Genetic and immunologic determinants of intravesical BCG therapy in non-muscle-invasive urothelial bladder cancer

COMMENTARY ON THE LAW

Genetic and immunologic determinants of intravesical BCG therapy in non-muscle-invasive urothelial bladder cancer

Wojciech Krajewski 1 , Anna Kołodziej 1 , Janusz Dembowski 1 , Romuald Zdrojowy 1

1. Katedra i Klinika Urologii i Onkologii Urologicznej Uniwersytetu Medycznego we Wrocławiu

Published: 2014-03-20
DOI: 10.5604/17322693.1094714
GICID: 01.3001.0003.1204
Available language versions: en pl
Issue: Postepy Hig Med Dosw 2014; 68 : 291-300

 

Abstract

Bladder cancer (BCA) is one of the most common cancers. In 2010 in Poland, 6296 people developed bladder cancer and 3110 people died of it. Immunotherapy with BCG (Bacillus Calmette-Guérin) is by far the most effective adjuvant therapy. Noninfiltrating muscle membrane changes, that is, stages Ta, Tis and T1 qualify for BCG immunotherapy. BCG immunotherapy comprises series of bladder instillations, containing attenuated strain of Mycobacterium bovis. The effectiveness of immunotherapy in non-invasive bladder cancer is 70% 5-year survival without recurrence of the tumor.
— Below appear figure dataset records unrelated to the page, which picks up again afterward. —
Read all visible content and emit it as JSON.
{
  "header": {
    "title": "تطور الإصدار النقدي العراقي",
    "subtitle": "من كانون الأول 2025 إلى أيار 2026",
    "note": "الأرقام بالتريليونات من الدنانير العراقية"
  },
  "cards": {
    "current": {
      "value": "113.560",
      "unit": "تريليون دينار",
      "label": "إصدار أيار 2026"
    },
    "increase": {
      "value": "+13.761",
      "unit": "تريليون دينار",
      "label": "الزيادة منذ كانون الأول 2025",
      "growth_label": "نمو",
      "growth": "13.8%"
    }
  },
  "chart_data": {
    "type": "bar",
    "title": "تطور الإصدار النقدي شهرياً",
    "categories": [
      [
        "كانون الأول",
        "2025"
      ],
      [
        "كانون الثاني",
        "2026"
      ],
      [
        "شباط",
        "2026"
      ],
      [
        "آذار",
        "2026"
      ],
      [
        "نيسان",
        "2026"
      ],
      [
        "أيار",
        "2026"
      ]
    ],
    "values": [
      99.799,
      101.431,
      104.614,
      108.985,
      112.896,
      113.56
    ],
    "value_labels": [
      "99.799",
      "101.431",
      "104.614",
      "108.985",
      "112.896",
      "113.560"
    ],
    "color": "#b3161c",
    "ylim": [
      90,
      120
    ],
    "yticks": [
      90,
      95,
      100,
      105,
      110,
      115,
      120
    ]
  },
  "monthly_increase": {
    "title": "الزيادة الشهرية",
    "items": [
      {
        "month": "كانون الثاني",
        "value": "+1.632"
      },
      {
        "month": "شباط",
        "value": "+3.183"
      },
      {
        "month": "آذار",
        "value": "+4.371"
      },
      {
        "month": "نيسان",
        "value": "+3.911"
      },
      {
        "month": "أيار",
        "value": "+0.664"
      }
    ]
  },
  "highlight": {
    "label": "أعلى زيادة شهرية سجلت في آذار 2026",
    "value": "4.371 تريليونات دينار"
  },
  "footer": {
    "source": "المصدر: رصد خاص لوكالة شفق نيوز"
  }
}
The treatment leads to a reduction of the residual tumor mass, but also to the delay and/or prevention of relapse, disease progression and ultimately death. Cytokines, as key mediators of immune response, play an important role in the pathogenesis of bladder cancer, which occurrence is stimulated by the inflammatory process. BCG immunotherapy provokes an intensive immunological response by the increase of cytokine production. Genetic variants determine inter-individual differences in the incidence of this cancer, as well as the response to the therapy. This is evidenced by the presence of differences in genetic variants of cytokines correlated with the varied risk of bladder cancer incidence. It is believed that concentrations of particular cytokines in urine after installation of BCG may indicate response to the therapy. Increased levels of Th1 cytokines – IFN-γ, IL-2 and TNF-α are correlated with longer survival time without recurrence, whereas high levels of Th2 cytokines such as IL-10, predict unsuccessful BCG therapy.